Джодара снова начал слепить приступ гнева болезненного и острого, как внезапный резкий ожог факела.
– Прекрати это или Богом клянусь я перережу тебе горло и самолично вырежу твое черное сердце прямо тут, а утром зарою его в серую соль. Останки твои я скормлю псам, чтоб даже сам Йормунг не смог при желании воскресить твои скверные кости.
– Хорошо! – она вдруг выпрямилась, перестала смеяться и села обратно на перевернутый стул, положив одну ногу на другую, и накрыла свои острые колени скрещенными грязными руками. Лицо ее было перепачкано в крови, а тонкие губы были сильно разбиты.
– Благочестивые речи сильного человека, – она спокойно кивнула.– Не спорю!
– Не думаю, что тебе от меня сейчас было бы меньше пользы, если бы я служила в монастыре Света, ослепленная верой в Предвечного, лишенная лица, имени и всех человеческих желаний разом, закутанная в грубую и колючую робу, запертая в каменном гробу, ежедневно замерзая и мучаясь от голода и беспрерывно молясь.
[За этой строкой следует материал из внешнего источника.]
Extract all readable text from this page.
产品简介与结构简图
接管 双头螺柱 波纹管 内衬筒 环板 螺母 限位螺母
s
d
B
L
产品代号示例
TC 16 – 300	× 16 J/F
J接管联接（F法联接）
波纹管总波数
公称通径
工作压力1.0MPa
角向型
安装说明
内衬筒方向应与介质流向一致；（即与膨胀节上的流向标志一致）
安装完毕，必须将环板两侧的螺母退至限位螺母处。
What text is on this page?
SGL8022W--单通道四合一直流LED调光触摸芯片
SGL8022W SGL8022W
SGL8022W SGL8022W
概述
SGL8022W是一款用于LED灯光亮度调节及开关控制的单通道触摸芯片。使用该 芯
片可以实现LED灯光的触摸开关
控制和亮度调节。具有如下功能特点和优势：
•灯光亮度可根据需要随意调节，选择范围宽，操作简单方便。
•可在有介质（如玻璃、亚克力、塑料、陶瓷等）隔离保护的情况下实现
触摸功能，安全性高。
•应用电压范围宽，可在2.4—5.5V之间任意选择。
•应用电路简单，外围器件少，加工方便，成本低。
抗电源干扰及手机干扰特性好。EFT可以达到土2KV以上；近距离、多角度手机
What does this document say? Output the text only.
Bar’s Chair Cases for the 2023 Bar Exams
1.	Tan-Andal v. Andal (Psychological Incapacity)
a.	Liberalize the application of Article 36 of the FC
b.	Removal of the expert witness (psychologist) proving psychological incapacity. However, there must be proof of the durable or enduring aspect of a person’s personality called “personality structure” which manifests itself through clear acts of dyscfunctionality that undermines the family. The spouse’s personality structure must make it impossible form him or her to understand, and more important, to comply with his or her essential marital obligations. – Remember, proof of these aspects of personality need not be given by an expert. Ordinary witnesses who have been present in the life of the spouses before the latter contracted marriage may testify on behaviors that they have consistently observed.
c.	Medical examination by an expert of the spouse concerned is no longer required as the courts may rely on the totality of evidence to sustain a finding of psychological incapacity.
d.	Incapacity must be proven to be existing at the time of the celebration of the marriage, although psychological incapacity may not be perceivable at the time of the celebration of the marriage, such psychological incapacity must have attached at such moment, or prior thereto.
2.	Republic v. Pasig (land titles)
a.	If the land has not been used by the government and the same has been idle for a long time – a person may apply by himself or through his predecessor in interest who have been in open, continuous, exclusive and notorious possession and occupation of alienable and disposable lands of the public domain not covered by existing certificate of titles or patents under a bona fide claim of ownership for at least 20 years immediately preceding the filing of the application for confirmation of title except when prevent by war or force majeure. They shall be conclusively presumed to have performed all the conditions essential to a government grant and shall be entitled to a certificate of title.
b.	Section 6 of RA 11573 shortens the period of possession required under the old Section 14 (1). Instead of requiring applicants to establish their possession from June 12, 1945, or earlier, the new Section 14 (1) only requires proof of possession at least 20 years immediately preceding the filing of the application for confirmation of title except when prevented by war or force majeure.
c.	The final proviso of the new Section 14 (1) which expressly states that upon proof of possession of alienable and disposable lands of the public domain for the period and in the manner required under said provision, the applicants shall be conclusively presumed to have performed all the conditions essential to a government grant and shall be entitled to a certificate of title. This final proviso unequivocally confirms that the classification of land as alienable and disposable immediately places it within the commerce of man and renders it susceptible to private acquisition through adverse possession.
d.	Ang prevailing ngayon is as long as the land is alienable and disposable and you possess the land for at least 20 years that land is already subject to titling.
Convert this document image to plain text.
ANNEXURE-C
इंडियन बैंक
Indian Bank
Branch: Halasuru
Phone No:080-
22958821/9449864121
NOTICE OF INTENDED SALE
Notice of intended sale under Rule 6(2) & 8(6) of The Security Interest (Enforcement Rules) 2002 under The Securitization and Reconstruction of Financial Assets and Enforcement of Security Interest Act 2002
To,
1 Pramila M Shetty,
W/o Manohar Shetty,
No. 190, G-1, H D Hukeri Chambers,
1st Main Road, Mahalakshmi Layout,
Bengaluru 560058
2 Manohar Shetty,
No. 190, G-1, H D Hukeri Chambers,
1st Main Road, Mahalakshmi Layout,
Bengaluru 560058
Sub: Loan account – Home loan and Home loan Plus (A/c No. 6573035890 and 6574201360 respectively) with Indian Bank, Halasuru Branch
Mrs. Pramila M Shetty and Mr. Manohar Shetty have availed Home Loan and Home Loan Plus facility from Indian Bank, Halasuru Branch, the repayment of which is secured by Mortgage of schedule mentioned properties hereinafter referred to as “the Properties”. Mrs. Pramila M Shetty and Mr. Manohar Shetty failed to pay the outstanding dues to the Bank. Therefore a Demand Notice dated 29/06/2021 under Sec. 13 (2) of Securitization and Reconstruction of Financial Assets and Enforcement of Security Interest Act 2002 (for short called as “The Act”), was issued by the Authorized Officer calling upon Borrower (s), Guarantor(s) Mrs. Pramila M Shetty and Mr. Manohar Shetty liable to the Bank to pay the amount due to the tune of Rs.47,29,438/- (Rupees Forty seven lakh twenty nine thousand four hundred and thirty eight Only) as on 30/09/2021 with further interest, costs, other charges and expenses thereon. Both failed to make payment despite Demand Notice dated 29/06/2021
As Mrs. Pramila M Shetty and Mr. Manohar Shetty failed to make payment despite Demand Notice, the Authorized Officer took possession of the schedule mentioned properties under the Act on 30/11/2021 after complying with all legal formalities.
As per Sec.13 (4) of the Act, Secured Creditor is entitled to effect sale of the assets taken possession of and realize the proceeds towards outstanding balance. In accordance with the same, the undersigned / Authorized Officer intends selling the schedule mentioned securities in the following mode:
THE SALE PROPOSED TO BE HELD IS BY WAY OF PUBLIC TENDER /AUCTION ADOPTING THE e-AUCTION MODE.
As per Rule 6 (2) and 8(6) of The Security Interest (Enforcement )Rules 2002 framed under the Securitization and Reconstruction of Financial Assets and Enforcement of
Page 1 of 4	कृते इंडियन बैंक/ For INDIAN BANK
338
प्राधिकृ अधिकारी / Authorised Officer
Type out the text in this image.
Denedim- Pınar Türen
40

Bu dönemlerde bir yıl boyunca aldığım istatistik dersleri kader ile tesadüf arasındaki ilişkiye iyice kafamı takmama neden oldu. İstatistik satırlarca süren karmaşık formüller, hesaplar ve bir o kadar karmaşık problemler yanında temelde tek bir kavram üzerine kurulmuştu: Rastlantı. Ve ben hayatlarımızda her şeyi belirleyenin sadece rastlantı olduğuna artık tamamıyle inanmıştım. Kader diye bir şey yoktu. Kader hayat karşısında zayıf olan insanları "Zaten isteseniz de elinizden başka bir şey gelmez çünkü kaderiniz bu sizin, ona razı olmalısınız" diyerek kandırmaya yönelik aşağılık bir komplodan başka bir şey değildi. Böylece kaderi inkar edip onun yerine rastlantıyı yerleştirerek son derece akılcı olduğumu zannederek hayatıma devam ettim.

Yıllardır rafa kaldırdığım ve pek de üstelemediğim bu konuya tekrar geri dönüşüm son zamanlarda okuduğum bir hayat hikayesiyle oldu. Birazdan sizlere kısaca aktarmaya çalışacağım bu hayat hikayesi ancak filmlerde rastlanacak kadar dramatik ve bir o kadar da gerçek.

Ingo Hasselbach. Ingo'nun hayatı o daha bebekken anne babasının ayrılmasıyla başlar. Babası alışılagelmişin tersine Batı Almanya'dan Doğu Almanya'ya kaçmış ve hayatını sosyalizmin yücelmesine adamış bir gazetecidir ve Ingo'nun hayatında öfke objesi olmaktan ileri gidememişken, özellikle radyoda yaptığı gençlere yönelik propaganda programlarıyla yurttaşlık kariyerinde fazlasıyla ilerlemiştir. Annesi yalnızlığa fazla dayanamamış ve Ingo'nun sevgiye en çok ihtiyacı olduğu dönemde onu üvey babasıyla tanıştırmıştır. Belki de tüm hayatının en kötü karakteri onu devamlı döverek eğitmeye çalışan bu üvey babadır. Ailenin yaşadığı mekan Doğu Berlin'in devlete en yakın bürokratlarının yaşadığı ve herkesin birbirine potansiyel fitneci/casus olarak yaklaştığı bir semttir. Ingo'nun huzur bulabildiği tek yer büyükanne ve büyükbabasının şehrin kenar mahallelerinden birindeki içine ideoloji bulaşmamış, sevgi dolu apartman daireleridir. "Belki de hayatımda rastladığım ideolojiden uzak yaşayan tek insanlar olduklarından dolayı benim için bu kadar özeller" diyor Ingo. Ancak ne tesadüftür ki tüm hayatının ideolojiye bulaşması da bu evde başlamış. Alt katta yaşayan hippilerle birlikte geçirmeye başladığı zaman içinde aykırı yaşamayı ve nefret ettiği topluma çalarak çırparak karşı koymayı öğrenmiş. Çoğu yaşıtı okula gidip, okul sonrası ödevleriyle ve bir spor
Молилась бы я лишь о избавлении от жуткого страха. От страха быть свободной от монастырских стен, книг и лживых званий и потому имея возможность умереть однажды от голода, быть забитой насмерть своим пьяным до беспамятства мужем, умереть при родах в хлеву или быть ради пьяного веселья изнасилованной имперскими гвардейцами, которые на летнем празднике по ошибке заехали бы в село, где я когда-то родилась. Вы называете подобную жизнь – жизнью в Империи Грез среди людей, которые действительно верят в добро и ежедневно молятся Предвечному Свету? Вы ошиблись и назвать все это нужно было вовсе не так. Куда лучше пошла бы – Империя Слез!